Ryan Devendorf is an Information Security Engineer for RSA Security’s threat detection division and teaches at RSA’s boot camps. Ryan has spoken at a number of security conferences including ISSA, Data Connectors, and (ISC)2. Prior to RSA, Ryan was a security professional for several universities along with a large healthcare company. Ryan has several certifications in the industry including CISSP.

 

 

Speaking to a City of Amazon Echoes

Karl Fosaaen (@kfosaaen)

With over 11 million devices in the market, Amazon has invaded homes with their Echo devices. Along with that, they have introduced messaging capabilities that allow users to communicate with each other through their Echoes. This can be a handy way to keep in touch with friends, but what if we wanted to start some conversations with strangers?

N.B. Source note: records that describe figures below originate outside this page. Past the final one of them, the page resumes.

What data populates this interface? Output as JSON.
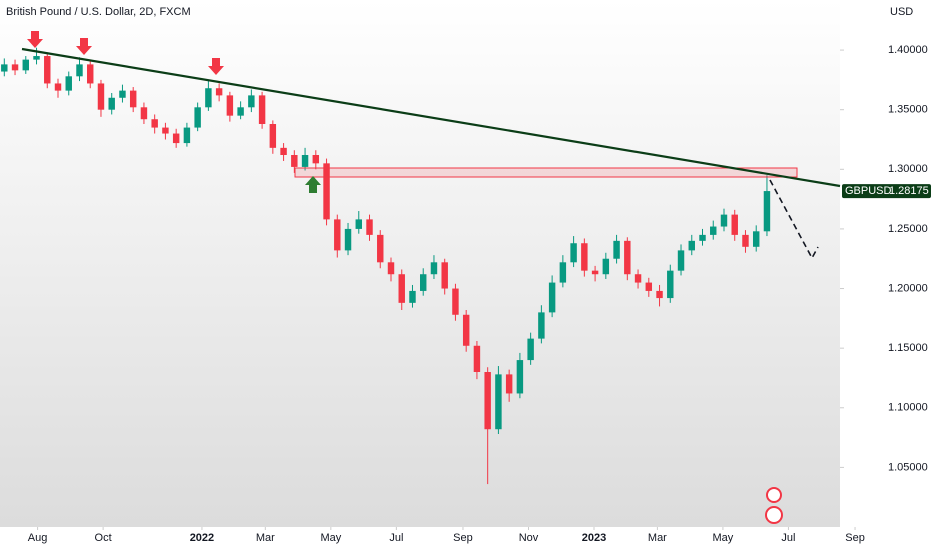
{
  "chart_data": {
    "type": "candlestick",
    "title": "British Pound / U.S. Dollar, 2D, FXCM",
    "y_axis_unit": "USD",
    "symbol": "GBPUSD",
    "last_value_label": "1.28175",
    "up_color": "#089981",
    "down_color": "#f23645",
    "xlim": [
      -4,
      778
    ],
    "xticks": [
      {
        "value": 31,
        "label": "Aug"
      },
      {
        "value": 92,
        "label": "Oct"
      },
      {
        "value": 184,
        "label": "2022"
      },
      {
        "value": 243,
        "label": "Mar"
      },
      {
        "value": 304,
        "label": "May"
      },
      {
        "value": 365,
        "label": "Jul"
      },
      {
        "value": 427,
        "label": "Sep"
      },
      {
        "value": 488,
        "label": "Nov"
      },
      {
        "value": 549,
        "label": "2023"
      },
      {
        "value": 608,
        "label": "Mar"
      },
      {
        "value": 669,
        "label": "May"
      },
      {
        "value": 730,
        "label": "Jul"
      },
      {
        "value": 792,
        "label": "Sep"
      }
    ],
    "ylim": [
      1.0,
      1.442
    ],
    "yticks": [
      {
        "value": 1.4,
        "label": "1.40000"
      },
      {
        "value": 1.35,
        "label": "1.35000"
      },
      {
        "value": 1.3,
        "label": "1.30000"
      },
      {
        "value": 1.25,
        "label": "1.25000"
      },
      {
        "value": 1.2,
        "label": "1.20000"
      },
      {
        "value": 1.15,
        "label": "1.15000"
      },
      {
        "value": 1.1,
        "label": "1.10000"
      },
      {
        "value": 1.05,
        "label": "1.05000"
      }
    ],
    "x": [
      0,
      10,
      20,
      30,
      40,
      50,
      60,
      70,
      80,
      90,
      100,
      110,
      120,
      130,
      140,
      150,
      160,
      170,
      180,
      190,
      200,
      210,
      220,
      230,
      240,
      250,
      260,
      270,
      280,
      290,
      300,
      310,
      320,
      330,
      340,
      350,
      360,
      370,
      380,
      390,
      400,
      410,
      420,
      430,
      440,
      450,
      460,
      470,
      480,
      490,
      500,
      510,
      520,
      530,
      540,
      550,
      560,
      570,
      580,
      590,
      600,
      610,
      620,
      630,
      640,
      650,
      660,
      670,
      680,
      690,
      700,
      710
    ],
    "candles": [
      [
        1.382,
        1.393,
        1.378,
        1.388
      ],
      [
        1.388,
        1.392,
        1.379,
        1.383
      ],
      [
        1.383,
        1.395,
        1.38,
        1.392
      ],
      [
        1.392,
        1.402,
        1.388,
        1.395
      ],
      [
        1.395,
        1.398,
        1.368,
        1.372
      ],
      [
        1.372,
        1.376,
        1.36,
        1.366
      ],
      [
        1.366,
        1.382,
        1.362,
        1.378
      ],
      [
        1.378,
        1.394,
        1.374,
        1.388
      ],
      [
        1.388,
        1.391,
        1.368,
        1.372
      ],
      [
        1.372,
        1.375,
        1.344,
        1.35
      ],
      [
        1.35,
        1.364,
        1.346,
        1.36
      ],
      [
        1.36,
        1.371,
        1.356,
        1.366
      ],
      [
        1.366,
        1.369,
        1.348,
        1.352
      ],
      [
        1.352,
        1.356,
        1.338,
        1.342
      ],
      [
        1.342,
        1.346,
        1.33,
        1.335
      ],
      [
        1.335,
        1.339,
        1.325,
        1.33
      ],
      [
        1.33,
        1.334,
        1.318,
        1.322
      ],
      [
        1.322,
        1.339,
        1.319,
        1.335
      ],
      [
        1.335,
        1.356,
        1.332,
        1.352
      ],
      [
        1.352,
        1.375,
        1.349,
        1.368
      ],
      [
        1.368,
        1.372,
        1.357,
        1.362
      ],
      [
        1.362,
        1.365,
        1.34,
        1.345
      ],
      [
        1.345,
        1.357,
        1.342,
        1.352
      ],
      [
        1.352,
        1.367,
        1.348,
        1.362
      ],
      [
        1.362,
        1.365,
        1.334,
        1.338
      ],
      [
        1.338,
        1.341,
        1.313,
        1.318
      ],
      [
        1.318,
        1.322,
        1.307,
        1.312
      ],
      [
        1.312,
        1.316,
        1.297,
        1.302
      ],
      [
        1.302,
        1.318,
        1.299,
        1.312
      ],
      [
        1.312,
        1.316,
        1.3,
        1.305
      ],
      [
        1.305,
        1.309,
        1.253,
        1.258
      ],
      [
        1.258,
        1.262,
        1.226,
        1.232
      ],
      [
        1.232,
        1.255,
        1.228,
        1.25
      ],
      [
        1.25,
        1.265,
        1.246,
        1.258
      ],
      [
        1.258,
        1.262,
        1.24,
        1.245
      ],
      [
        1.245,
        1.249,
        1.217,
        1.222
      ],
      [
        1.222,
        1.226,
        1.206,
        1.212
      ],
      [
        1.212,
        1.216,
        1.182,
        1.188
      ],
      [
        1.188,
        1.203,
        1.184,
        1.198
      ],
      [
        1.198,
        1.217,
        1.194,
        1.212
      ],
      [
        1.212,
        1.228,
        1.208,
        1.222
      ],
      [
        1.222,
        1.225,
        1.195,
        1.2
      ],
      [
        1.2,
        1.204,
        1.173,
        1.178
      ],
      [
        1.178,
        1.182,
        1.147,
        1.152
      ],
      [
        1.152,
        1.156,
        1.124,
        1.13
      ],
      [
        1.13,
        1.134,
        1.036,
        1.082
      ],
      [
        1.082,
        1.135,
        1.078,
        1.128
      ],
      [
        1.128,
        1.132,
        1.105,
        1.112
      ],
      [
        1.112,
        1.146,
        1.108,
        1.14
      ],
      [
        1.14,
        1.163,
        1.136,
        1.158
      ],
      [
        1.158,
        1.186,
        1.154,
        1.18
      ],
      [
        1.18,
        1.211,
        1.176,
        1.205
      ],
      [
        1.205,
        1.228,
        1.201,
        1.222
      ],
      [
        1.222,
        1.244,
        1.218,
        1.238
      ],
      [
        1.238,
        1.242,
        1.21,
        1.215
      ],
      [
        1.215,
        1.219,
        1.206,
        1.212
      ],
      [
        1.212,
        1.23,
        1.208,
        1.225
      ],
      [
        1.225,
        1.245,
        1.221,
        1.24
      ],
      [
        1.24,
        1.243,
        1.207,
        1.212
      ],
      [
        1.212,
        1.216,
        1.2,
        1.205
      ],
      [
        1.205,
        1.209,
        1.193,
        1.198
      ],
      [
        1.198,
        1.203,
        1.185,
        1.192
      ],
      [
        1.192,
        1.22,
        1.188,
        1.215
      ],
      [
        1.215,
        1.237,
        1.211,
        1.232
      ],
      [
        1.232,
        1.245,
        1.228,
        1.24
      ],
      [
        1.24,
        1.25,
        1.236,
        1.245
      ],
      [
        1.245,
        1.257,
        1.241,
        1.252
      ],
      [
        1.252,
        1.267,
        1.248,
        1.262
      ],
      [
        1.262,
        1.266,
        1.24,
        1.245
      ],
      [
        1.245,
        1.249,
        1.23,
        1.235
      ],
      [
        1.235,
        1.253,
        1.231,
        1.248
      ],
      [
        1.248,
        1.295,
        1.244,
        1.28175
      ]
    ]
  }
}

In this talk, we will go over how the Amazon Echo devices identify other devices and how they talk to each other. After reviewing the protocols, we will go through the process of finding all of the Amazon Echo devices in a specific region (think phone numbers) and how someone could send messages out to all of those devices to make some new friends.

 

Karl is a Managing Consultant with NetSPI, who specializes in network and web application penetration testing. With over nine years of consulting experience in the computer security industry, he has worked in a variety of industries and hacked on a bunch of stuff. Karl also holds a BS in Computer Science from the University of Minnesota. Karl has previously spoken at THOTCON, BSidesMSP, BSidesPDX, and DerbyCon. In his spare time, you may see him trying to sell you a t-shirt as a swag goon at DEF CON.

 

 

Thoughts on Drone Security

Terry Tower

Securing and Hacking and Remote Control Aircraft

 

Terry has been working with remote control aircraft and lately has been getting into the computer security aspects of the field.

 

 

Silens Pacem – A Silent Peace

MikeR

Have you ever wondered what resources are used by the browser extensions installed? Here’s a good way to figure out what permissions and resources are whitelisted by those extensions for use.

 

I graduated from Rochester Institute of Technology in 2013 with a degree in computing security.